Così, per tutte le Antille, in 30 anni la popolazione di Taìno era declinata dell' 80-90 %, e poco tempo dopo il primo popolo americano a conoscere gli europei fu anche il primo ad estinguersi. Molte altre popolazioni americane seguirono presto lo stesso destino.

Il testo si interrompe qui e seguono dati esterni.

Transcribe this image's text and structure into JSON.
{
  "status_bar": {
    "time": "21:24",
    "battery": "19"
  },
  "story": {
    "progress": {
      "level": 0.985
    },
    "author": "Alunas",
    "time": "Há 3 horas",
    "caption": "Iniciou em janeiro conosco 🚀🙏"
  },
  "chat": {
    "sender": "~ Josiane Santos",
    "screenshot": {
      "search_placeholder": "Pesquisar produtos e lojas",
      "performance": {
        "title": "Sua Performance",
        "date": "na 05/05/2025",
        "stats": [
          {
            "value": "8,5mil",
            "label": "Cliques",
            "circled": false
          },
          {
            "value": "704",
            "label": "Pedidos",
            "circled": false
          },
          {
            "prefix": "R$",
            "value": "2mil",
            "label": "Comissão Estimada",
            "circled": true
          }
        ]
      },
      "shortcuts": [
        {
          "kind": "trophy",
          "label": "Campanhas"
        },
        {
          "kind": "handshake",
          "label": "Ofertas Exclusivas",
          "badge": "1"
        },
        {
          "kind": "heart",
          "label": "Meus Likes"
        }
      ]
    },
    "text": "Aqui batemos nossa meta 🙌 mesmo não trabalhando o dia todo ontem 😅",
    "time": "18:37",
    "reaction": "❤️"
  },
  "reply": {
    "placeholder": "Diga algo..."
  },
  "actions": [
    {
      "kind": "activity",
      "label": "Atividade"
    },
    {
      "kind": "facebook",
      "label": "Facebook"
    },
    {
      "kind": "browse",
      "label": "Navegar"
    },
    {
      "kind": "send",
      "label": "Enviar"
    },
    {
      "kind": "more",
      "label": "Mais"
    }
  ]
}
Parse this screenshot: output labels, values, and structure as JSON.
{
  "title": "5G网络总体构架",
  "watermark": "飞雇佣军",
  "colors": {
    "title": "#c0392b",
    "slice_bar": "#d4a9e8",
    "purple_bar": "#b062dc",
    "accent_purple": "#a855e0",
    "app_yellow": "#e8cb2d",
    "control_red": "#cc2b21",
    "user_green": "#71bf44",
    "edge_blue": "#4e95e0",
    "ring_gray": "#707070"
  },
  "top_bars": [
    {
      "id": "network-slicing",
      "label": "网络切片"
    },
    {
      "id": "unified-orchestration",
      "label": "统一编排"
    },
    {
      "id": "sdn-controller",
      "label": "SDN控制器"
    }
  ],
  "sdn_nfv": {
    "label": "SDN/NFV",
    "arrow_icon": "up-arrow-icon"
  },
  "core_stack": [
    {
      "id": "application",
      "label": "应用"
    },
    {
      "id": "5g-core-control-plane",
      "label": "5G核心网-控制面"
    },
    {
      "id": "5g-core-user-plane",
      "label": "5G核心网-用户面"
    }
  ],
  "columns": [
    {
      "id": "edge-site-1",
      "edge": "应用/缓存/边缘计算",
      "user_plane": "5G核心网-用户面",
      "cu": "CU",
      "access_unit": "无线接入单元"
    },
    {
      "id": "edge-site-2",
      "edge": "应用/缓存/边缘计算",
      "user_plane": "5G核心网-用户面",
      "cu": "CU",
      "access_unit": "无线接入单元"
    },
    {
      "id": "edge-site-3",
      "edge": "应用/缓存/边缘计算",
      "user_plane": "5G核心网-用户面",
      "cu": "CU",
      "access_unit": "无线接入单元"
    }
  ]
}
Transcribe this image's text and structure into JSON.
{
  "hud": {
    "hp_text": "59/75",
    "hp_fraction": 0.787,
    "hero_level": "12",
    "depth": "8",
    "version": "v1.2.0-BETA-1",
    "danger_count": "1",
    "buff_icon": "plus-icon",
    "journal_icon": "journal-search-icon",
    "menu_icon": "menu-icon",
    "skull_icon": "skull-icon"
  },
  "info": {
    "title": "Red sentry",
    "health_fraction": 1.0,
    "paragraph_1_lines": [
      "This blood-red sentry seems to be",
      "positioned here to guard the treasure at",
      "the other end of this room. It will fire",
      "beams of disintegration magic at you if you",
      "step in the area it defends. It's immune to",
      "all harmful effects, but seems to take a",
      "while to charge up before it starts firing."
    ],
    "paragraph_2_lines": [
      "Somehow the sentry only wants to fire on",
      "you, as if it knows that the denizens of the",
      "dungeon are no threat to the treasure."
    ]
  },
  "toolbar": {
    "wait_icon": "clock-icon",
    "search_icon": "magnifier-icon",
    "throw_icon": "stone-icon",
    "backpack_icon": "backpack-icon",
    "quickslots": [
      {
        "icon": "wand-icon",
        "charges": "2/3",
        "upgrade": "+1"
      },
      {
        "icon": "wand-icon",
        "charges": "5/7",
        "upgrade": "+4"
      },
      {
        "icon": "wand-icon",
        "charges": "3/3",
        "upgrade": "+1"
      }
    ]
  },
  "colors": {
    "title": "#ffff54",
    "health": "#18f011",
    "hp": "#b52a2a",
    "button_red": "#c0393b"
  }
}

Gli europei colmarono il vuoto di manodopera importando nuovi schiavi dall'Africa.
L'Isola di San Salvador rimase disabitata per quasi 300 anni, salvo forse qualche temporaneo insediamento di pirati, finchè la rivoluzione americana non portò alcuni fedeli alla corona britannica a rifugirsi lì con i propri schiavi africani. I discendenti di quegli schiavi fecero rifiorire una cultura autoctona del tutto nuova e diversa; fino a qualche decina di anni fa le Bahama più esterne rimanevano ancora piuttosto incontaminate anche nei confronti dell'industria turistica, e gli insediamenti si limitavano a piccole locande ben integrate nell'ambiente e nella cultura locali. Ma ormai il mito dello sbarco di Colombo ha portato anche a San Salvador i Club Mediterranèe e le colate di cemento al servizio del turismo soggiogato ai gusti occidentali. Colombo e i suoi 90 marinai avviarono la distruzione della cultura dei nativi, ma la sua ombra continua ancora, dopo oltre cinque secoli, a far seccare ogni nuovo germoglio di cultura locale in favore dell'omologazione eurocentrica.



Oggi, se cercate in rete informazioni su "Taìno Bahamas", troverete quasi solo richiami ad un Taìno Beach Resort di Grand Bahama, una vomitata di cemento a quattro stelle sulla spiaggia, l'ultimo servizio all'esotismo kitsch del turista occidentale (che probabilmente ignora l'origine del nome), l'ultima beffa agli uomini che morirono di fame per non coltivare la terra in favore dei futuri vacanzieri in camicia hawaiana, panama e sigaro.


(1) Lettera in cui Cristoforo Colombo, molto benemerito dell'età nostra, descrive le isole delle Indie oltre il Gange, di recente scoperte, dove fu inviato il 3 agosto 1492 sotto gli auspici e col denaro degli invittissimi Ferdinando ed Elisabetta, Reali di Spagna; e da lui indirizzata all'illustre Don Gabriele Sanchis, tesoriere dei suddetti Serenissimi Re, tradotta dalla lingua spagnuola nella latina per opera del nobiluomo e letterato Leandro de Cosco il 30 aprile 1493, primo anno del pontificato di Alessandro VI.

(per fortuna nei secoli successivi il modo di intitolare gli scritti ha presentato una lodevole tendenza alla maggior brevità).